Hal serupa dialami Giovani (25), pemilik warung makan di Grendeng, Purwokerto Utara, sekitar Universitas Jenderal Soedirman. Ia terpaksa mengurangi porsi nasi dan menghilangkan menu telur.
”Mau menaikkan harga belum berani, jadi kami cuma memodifikasi menu. Misalnya, tadinya menu nasi-ayam-telur dadar (harganya) Rp 12.000, telurnya dicoret, jadi (harganya) Rp 10.000,” ujarnya.
Porsi lebih kecil
Lain lagi dengan Aris Dwi Prakoso, salah satu pegawai di Balai Ekonomi Desa (Balkondes) Borobudur di Kecamatan Borobudur, Kabupaten Magelang, Jateng. Agar tidak perlu menaikkan harga dan memberatkan pelanggan, Balkondes Borobudur mengurangi ukuran lauknya, seperti ayam dan ikan.
”Ketika itu, pelanggan yang datang, terutama kalangan pelanggan yang sudah beberapa kali memesan tempat di tempat kami (Balkondes Borobudur), protes kenapa ukuran ayam yang dihidangkan jauh lebih kecil daripada yang biasa disajikan di acara-acara sebelumnya,” ujarnya.
Yanti (50), pengusaha warung makan di sentra kuliner di Pasar Rejowinangun, Magelang, juga terpaksa memperkecil potongan tempe.
Kenaikan harga terjadi pada sejumlah komoditas di Magelang. Setelah minyak goreng, kini harga cabai, bawang merah, bawang putih, dan ayam potong juga merangkak naik.
Lonjakan harga juga terjadi di Kota Semarang dan Kabupaten Batang, Jateng. Kenaikan harga telur ayam ras sejak pekan ketiga Agustus membuat pengusaha roti mengurangi telur untuk menutupi biaya produksi.
Di sejumlah pasar tradisional di Kota Semarang, harga telur ayam ras, Rabu, sekitar Rp 31.000 per kg. Kondisi itu membaik dibandingkan dengan harga pada Senin, yakni Rp 32.000 per kg.
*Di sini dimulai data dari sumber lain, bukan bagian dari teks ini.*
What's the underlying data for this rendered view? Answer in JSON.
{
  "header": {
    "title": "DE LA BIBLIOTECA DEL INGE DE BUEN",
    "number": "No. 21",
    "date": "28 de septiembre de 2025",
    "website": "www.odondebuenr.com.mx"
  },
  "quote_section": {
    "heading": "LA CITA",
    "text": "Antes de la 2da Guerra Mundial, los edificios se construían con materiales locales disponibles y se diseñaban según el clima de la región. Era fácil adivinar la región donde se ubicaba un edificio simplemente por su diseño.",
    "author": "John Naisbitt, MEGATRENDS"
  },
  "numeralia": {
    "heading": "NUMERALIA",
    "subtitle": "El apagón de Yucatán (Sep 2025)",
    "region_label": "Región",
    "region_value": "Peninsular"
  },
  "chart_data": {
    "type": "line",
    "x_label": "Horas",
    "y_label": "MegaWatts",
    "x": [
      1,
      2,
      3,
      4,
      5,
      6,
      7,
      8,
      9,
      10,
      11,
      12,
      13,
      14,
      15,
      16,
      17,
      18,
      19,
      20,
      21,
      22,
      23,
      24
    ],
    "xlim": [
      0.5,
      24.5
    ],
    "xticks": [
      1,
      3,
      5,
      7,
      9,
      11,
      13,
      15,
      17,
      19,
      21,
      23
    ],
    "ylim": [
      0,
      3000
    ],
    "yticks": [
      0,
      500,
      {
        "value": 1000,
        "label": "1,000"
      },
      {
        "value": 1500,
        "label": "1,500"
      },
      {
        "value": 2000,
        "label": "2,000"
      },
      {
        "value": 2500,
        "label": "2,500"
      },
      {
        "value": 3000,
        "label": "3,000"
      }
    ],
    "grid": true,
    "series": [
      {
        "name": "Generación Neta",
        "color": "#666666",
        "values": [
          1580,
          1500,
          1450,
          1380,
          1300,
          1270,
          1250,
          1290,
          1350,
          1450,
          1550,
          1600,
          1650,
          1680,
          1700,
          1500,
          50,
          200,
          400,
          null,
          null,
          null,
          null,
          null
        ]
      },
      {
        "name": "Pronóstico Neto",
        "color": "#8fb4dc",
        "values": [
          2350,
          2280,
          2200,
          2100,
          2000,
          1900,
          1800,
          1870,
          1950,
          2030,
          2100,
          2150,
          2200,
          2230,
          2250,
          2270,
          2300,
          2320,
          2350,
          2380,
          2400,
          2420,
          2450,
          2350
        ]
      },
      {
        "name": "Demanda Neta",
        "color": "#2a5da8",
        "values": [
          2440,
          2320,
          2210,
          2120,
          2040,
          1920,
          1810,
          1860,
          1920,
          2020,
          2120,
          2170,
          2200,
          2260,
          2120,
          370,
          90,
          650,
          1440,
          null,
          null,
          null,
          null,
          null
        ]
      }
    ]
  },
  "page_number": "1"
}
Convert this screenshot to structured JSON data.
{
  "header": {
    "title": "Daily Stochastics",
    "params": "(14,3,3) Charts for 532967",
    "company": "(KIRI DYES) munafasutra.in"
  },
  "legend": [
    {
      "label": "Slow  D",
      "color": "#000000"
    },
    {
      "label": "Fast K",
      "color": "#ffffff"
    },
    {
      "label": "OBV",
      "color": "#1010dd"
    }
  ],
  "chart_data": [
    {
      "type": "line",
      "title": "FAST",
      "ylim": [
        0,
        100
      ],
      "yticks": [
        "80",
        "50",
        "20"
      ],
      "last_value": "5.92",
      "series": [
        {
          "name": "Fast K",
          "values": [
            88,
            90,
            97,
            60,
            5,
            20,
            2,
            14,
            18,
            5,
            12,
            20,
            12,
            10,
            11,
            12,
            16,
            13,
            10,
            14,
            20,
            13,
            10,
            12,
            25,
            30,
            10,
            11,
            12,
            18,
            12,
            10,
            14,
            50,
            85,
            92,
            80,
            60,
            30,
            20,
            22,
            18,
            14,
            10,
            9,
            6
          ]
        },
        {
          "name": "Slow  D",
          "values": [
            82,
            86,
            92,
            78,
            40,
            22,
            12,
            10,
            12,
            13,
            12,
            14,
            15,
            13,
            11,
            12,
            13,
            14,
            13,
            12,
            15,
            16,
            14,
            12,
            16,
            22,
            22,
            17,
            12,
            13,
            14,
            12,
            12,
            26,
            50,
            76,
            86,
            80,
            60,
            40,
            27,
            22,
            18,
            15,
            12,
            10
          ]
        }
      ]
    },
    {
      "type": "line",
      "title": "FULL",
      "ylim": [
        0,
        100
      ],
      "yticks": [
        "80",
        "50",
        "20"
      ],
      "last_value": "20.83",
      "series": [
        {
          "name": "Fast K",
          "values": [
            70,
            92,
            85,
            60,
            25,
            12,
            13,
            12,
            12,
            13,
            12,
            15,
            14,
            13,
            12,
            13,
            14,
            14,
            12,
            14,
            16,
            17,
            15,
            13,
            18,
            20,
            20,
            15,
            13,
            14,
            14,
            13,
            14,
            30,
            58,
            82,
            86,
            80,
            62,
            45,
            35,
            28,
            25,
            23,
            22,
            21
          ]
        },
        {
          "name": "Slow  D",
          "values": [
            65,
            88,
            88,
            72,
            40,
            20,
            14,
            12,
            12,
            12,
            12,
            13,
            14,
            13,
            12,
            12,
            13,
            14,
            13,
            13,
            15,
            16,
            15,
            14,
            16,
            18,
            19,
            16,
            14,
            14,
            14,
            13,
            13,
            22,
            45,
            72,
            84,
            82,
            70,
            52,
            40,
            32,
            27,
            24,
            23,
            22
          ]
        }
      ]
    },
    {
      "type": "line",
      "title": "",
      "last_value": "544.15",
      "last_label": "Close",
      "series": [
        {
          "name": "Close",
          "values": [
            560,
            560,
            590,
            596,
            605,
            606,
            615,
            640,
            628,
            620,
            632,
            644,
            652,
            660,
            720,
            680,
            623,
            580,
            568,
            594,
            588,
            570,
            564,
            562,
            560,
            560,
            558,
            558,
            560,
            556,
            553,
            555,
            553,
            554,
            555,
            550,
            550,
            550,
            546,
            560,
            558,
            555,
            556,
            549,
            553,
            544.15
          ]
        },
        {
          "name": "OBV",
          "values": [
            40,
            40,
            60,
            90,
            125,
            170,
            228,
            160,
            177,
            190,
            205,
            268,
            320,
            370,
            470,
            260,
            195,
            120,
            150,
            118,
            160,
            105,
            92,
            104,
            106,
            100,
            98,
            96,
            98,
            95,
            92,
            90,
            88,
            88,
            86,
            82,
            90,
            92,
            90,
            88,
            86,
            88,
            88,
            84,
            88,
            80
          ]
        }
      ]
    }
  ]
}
Florentina (28), penjual roti asal Kecamatan Mijen, Semarang, biasanya menggunakan empat butir telur untuk membuat adonan donat. Sejak harga telur naik, ia hanya memakai satu butir telur. ”Risikonya, rasa rotinya kurang mantap. Tapi, mau bagaimana lagi? Kalau mau menaikkan harga, tak berani, takutnya nanti konsumen pada lari,” katanya.
Miftah Farid, pemilik usaha roti di Kecamatan Batang, berancang-ancang menaikkan harga. ”Ke depan, jika semua kompetitor sepakat menaikkan harga jual produk, kami akan ikut juga. Mungkin kenaikan harganya 5-10 persen untuk setiap produknya. Daripada harus mengorbankan rasa rotinya, saya kira lebih aman kalau menaikkan sedikit harga rotinya,” ucap Farid.
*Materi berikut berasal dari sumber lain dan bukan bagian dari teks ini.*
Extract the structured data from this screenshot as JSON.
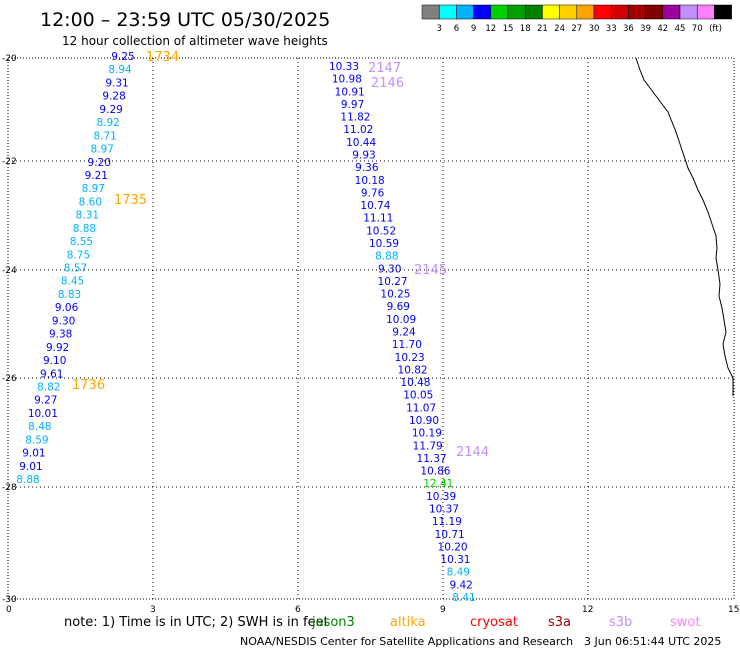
{
  "header": {
    "title": "12:00 – 23:59 UTC 05/30/2025",
    "subtitle": "12 hour collection of altimeter wave heights"
  },
  "legend": {
    "colors": [
      "#808080",
      "#00ffff",
      "#00b2ff",
      "#0000ff",
      "#00d000",
      "#00a000",
      "#008000",
      "#ffff00",
      "#ffd000",
      "#ffa500",
      "#ff0000",
      "#d00000",
      "#a00000",
      "#800000",
      "#a000a0",
      "#c090ff",
      "#ff80ff",
      "#000000"
    ],
    "labels": [
      "3",
      "6",
      "9",
      "12",
      "15",
      "18",
      "21",
      "24",
      "27",
      "30",
      "33",
      "36",
      "39",
      "42",
      "45",
      "70",
      "(ft)"
    ]
  },
  "axes": {
    "y_ticks": [
      "-20",
      "-22",
      "-24",
      "-26",
      "-28",
      "-30"
    ],
    "x_ticks": [
      "0",
      "3",
      "6",
      "9",
      "12",
      "15"
    ]
  },
  "track_a": {
    "values": [
      "9.25",
      "8.94",
      "9.31",
      "9.28",
      "9.29",
      "8.92",
      "8.71",
      "8.97",
      "9.20",
      "9.21",
      "8.97",
      "8.60",
      "8.31",
      "8.88",
      "8.55",
      "8.75",
      "8.57",
      "8.45",
      "8.83",
      "9.06",
      "9.30",
      "9.38",
      "9.92",
      "9.10",
      "9.61",
      "8.82",
      "9.27",
      "10.01",
      "8.48",
      "8.59",
      "9.01",
      "9.01",
      "8.88"
    ],
    "colors": [
      "#0000ff",
      "#00b2ff",
      "#0000ff",
      "#0000ff",
      "#0000ff",
      "#00b2ff",
      "#00b2ff",
      "#00b2ff",
      "#0000ff",
      "#0000ff",
      "#00b2ff",
      "#00b2ff",
      "#00b2ff",
      "#00b2ff",
      "#00b2ff",
      "#00b2ff",
      "#00b2ff",
      "#00b2ff",
      "#00b2ff",
      "#0000ff",
      "#0000ff",
      "#0000ff",
      "#0000ff",
      "#0000ff",
      "#0000ff",
      "#00b2ff",
      "#0000ff",
      "#0000ff",
      "#00b2ff",
      "#00b2ff",
      "#0000ff",
      "#0000ff",
      "#00b2ff"
    ],
    "times": [
      "1734",
      "1735",
      "1736"
    ]
  },
  "track_b": {
    "values": [
      "10.33",
      "10.98",
      "10.91",
      "9.97",
      "11.82",
      "11.02",
      "10.44",
      "9.93",
      "9.36",
      "10.18",
      "9.76",
      "10.74",
      "11.11",
      "10.52",
      "10.59",
      "8.88",
      "9.30",
      "10.27",
      "10.25",
      "9.69",
      "10.09",
      "9.24",
      "11.70",
      "10.23",
      "10.82",
      "10.48",
      "10.05",
      "11.07",
      "10.90",
      "10.19",
      "11.79",
      "11.37",
      "10.86",
      "12.41",
      "10.39",
      "10.37",
      "11.19",
      "10.71",
      "10.20",
      "10.31",
      "8.49",
      "9.42",
      "8.41"
    ],
    "colors": [
      "#0000ff",
      "#0000ff",
      "#0000ff",
      "#0000ff",
      "#0000ff",
      "#0000ff",
      "#0000ff",
      "#0000ff",
      "#0000ff",
      "#0000ff",
      "#0000ff",
      "#0000ff",
      "#0000ff",
      "#0000ff",
      "#0000ff",
      "#00b2ff",
      "#0000ff",
      "#0000ff",
      "#0000ff",
      "#0000ff",
      "#0000ff",
      "#0000ff",
      "#0000ff",
      "#0000ff",
      "#0000ff",
      "#0000ff",
      "#0000ff",
      "#0000ff",
      "#0000ff",
      "#0000ff",
      "#0000ff",
      "#0000ff",
      "#0000ff",
      "#00d000",
      "#0000ff",
      "#0000ff",
      "#0000ff",
      "#0000ff",
      "#0000ff",
      "#0000ff",
      "#00b2ff",
      "#0000ff",
      "#00b2ff"
    ],
    "times": [
      "2147",
      "2146",
      "2145",
      "2144"
    ]
  },
  "footer": {
    "note": "note: 1) Time is in UTC; 2) SWH is in feet",
    "satellites": [
      {
        "name": "jason3",
        "color": "#008000"
      },
      {
        "name": "altika",
        "color": "#ffa500"
      },
      {
        "name": "cryosat",
        "color": "#ff0000"
      },
      {
        "name": "s3a",
        "color": "#a00000"
      },
      {
        "name": "s3b",
        "color": "#c090ff"
      },
      {
        "name": "swot",
        "color": "#ff80ff"
      }
    ],
    "credit": "NOAA/NESDIS Center for Satellite Applications and Research",
    "timestamp": "3 Jun 06:51:44 UTC 2025"
  }
}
Tingginya harga telur di pasaran saat ini tidak terlepas dari kondisi di daerah sentra. ”Saya dengar banyak peternak mengosongkan (afkir) kandang sehingga populasi turun. Ini yang menjadi penyebab harga terus naik,” kata Widodo Setiohadi, peternak di Desa Pohgajih, Kecamatan Selorejo, Kabupaten Blitar, Jawa Timur, saat dihubungi dari Malang. Blitar merupakan salah satu sentra telur di Indonesia.
Gerus daya beli
Kenaikan harga bahan pangan juga menggerus daya beli masyarakat. Di Kota Surabaya, Jatim, Rositawati, seorang ibu rumah tangga, ketar-ketir dengan situasi ini. Keluarganya bergantung pada suami yang buruh pabrik di kawasan Rungkut. ”Ketakutan saya kalau penghasilan suami tidak bisa mengejar kenaikan harga belanja,” ujarnya.
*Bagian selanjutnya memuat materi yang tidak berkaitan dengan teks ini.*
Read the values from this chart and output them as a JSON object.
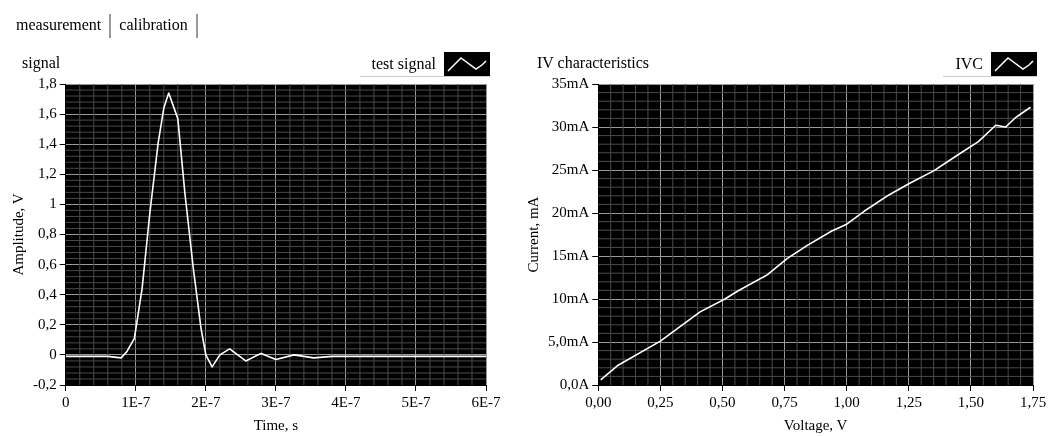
{
  "chart_data": [
    {
      "type": "line",
      "title": "signal",
      "xlabel": "Time, s",
      "ylabel": "Amplitude, V",
      "annotations": [
        "measurement",
        "calibration"
      ],
      "legend": "top right",
      "grid": true,
      "marker": "none",
      "line_style": "solid",
      "xlim": [
        0,
        6e-07
      ],
      "xticks": [
        0,
        {
          "value": 1e-07,
          "label": "1E-7"
        },
        {
          "value": 2e-07,
          "label": "2E-7"
        },
        {
          "value": 3e-07,
          "label": "3E-7"
        },
        {
          "value": 4e-07,
          "label": "4E-7"
        },
        {
          "value": 5e-07,
          "label": "5E-7"
        },
        {
          "value": 6e-07,
          "label": "6E-7"
        }
      ],
      "ylim": [
        -0.2,
        1.8
      ],
      "yticks": [
        {
          "value": -0.2,
          "label": "-0,2"
        },
        0,
        {
          "value": 0.2,
          "label": "0,2"
        },
        {
          "value": 0.4,
          "label": "0,4"
        },
        {
          "value": 0.6,
          "label": "0,6"
        },
        {
          "value": 0.8,
          "label": "0,8"
        },
        1,
        {
          "value": 1.2,
          "label": "1,2"
        },
        {
          "value": 1.4,
          "label": "1,4"
        },
        {
          "value": 1.6,
          "label": "1,6"
        },
        {
          "value": 1.8,
          "label": "1,8"
        }
      ],
      "series": [
        {
          "name": "test signal",
          "color": "#ffffff",
          "x": [
            0,
            2e-08,
            4e-08,
            6e-08,
            7.9e-08,
            8.7e-08,
            9.8e-08,
            1.09e-07,
            1.2e-07,
            1.32e-07,
            1.4e-07,
            1.47e-07,
            1.6e-07,
            1.7e-07,
            1.82e-07,
            1.93e-07,
            2e-07,
            2.09e-07,
            2.2e-07,
            2.34e-07,
            2.57e-07,
            2.79e-07,
            3e-07,
            3.26e-07,
            3.54e-07,
            3.8e-07,
            4.2e-07,
            4.6e-07,
            5e-07,
            5.4e-07,
            6e-07
          ],
          "values": [
            -0.01,
            -0.01,
            -0.01,
            -0.01,
            -0.02,
            0.02,
            0.11,
            0.44,
            0.94,
            1.41,
            1.64,
            1.74,
            1.57,
            1.08,
            0.58,
            0.18,
            0,
            -0.08,
            0,
            0.04,
            -0.04,
            0.01,
            -0.03,
            0,
            -0.02,
            -0.01,
            -0.01,
            -0.01,
            -0.01,
            -0.01,
            -0.01
          ]
        }
      ]
    },
    {
      "type": "line",
      "title": "IV characteristics",
      "xlabel": "Voltage, V",
      "ylabel": "Current, mA",
      "legend": "top right",
      "grid": true,
      "marker": "none",
      "line_style": "solid",
      "xlim": [
        0,
        1.75
      ],
      "xticks": [
        {
          "value": 0,
          "label": "0,00"
        },
        {
          "value": 0.25,
          "label": "0,25"
        },
        {
          "value": 0.5,
          "label": "0,50"
        },
        {
          "value": 0.75,
          "label": "0,75"
        },
        {
          "value": 1,
          "label": "1,00"
        },
        {
          "value": 1.25,
          "label": "1,25"
        },
        {
          "value": 1.5,
          "label": "1,50"
        },
        {
          "value": 1.75,
          "label": "1,75"
        }
      ],
      "ylim": [
        0,
        35
      ],
      "yticks": [
        {
          "value": 0,
          "label": "0,0A"
        },
        {
          "value": 5,
          "label": "5,0mA"
        },
        {
          "value": 10,
          "label": "10mA"
        },
        {
          "value": 15,
          "label": "15mA"
        },
        {
          "value": 20,
          "label": "20mA"
        },
        {
          "value": 25,
          "label": "25mA"
        },
        {
          "value": 30,
          "label": "30mA"
        },
        {
          "value": 35,
          "label": "35mA"
        }
      ],
      "series": [
        {
          "name": "IVC",
          "color": "#ffffff",
          "x": [
            0.01,
            0.08,
            0.25,
            0.41,
            0.51,
            0.56,
            0.68,
            0.76,
            0.84,
            0.94,
            1.0,
            1.07,
            1.17,
            1.25,
            1.35,
            1.45,
            1.53,
            1.6,
            1.64,
            1.68,
            1.74
          ],
          "values": [
            0.6,
            2.3,
            5.1,
            8.5,
            10,
            10.9,
            12.8,
            14.7,
            16.2,
            17.9,
            18.7,
            20.2,
            22.1,
            23.4,
            24.9,
            26.8,
            28.3,
            30.2,
            30,
            31.1,
            32.3
          ]
        }
      ]
    }
  ]
}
Adapun di Medan, Sumatera Utara, Krisna Butar-Butar (35), seorang pekerja, mengaku harus berhemat karena harga kebutuhan bahan pokok serbanaik dalam beberapa bulan terakhir ini. ”Saya dan suami bekerja sebagai karyawan di perusahaan. Gaji kami tidak naik, tetapi harga kebutuhan pokok serbanaik,” kata Krisna.
Kenaikan harga telur dan daging ayam sangat terasa bagi Krisna karena bahan pangan itu menjadi sumber protein utama bagi keluarganya. Ia terpaksa mengurangi pembelian karena harganya melonjak.
Warga Ibu Kota juga menjerit dengan situasi ini. Fitriyadi, warga Jatinegara Kaum, Jakarta Timur, merasa berat dengan harga telur yang naik. ”Setiap minggu, saya bisa belanja 2 kg telur untuk keluarga. Saya biasa belanja di Pasar Klender SS. Dengan harga yang naik, biaya belanja otomatis membengkak,” keluhnya.
Situasi ini mengimpit masyarakat. Kenaikan harga bahan pangan mesti menjadi perhatian pembuat kebijakan agar inflasi tidak meroket dan meruntuhkan momentum pemulihan ekonomi di tengah pandemi yang melandai.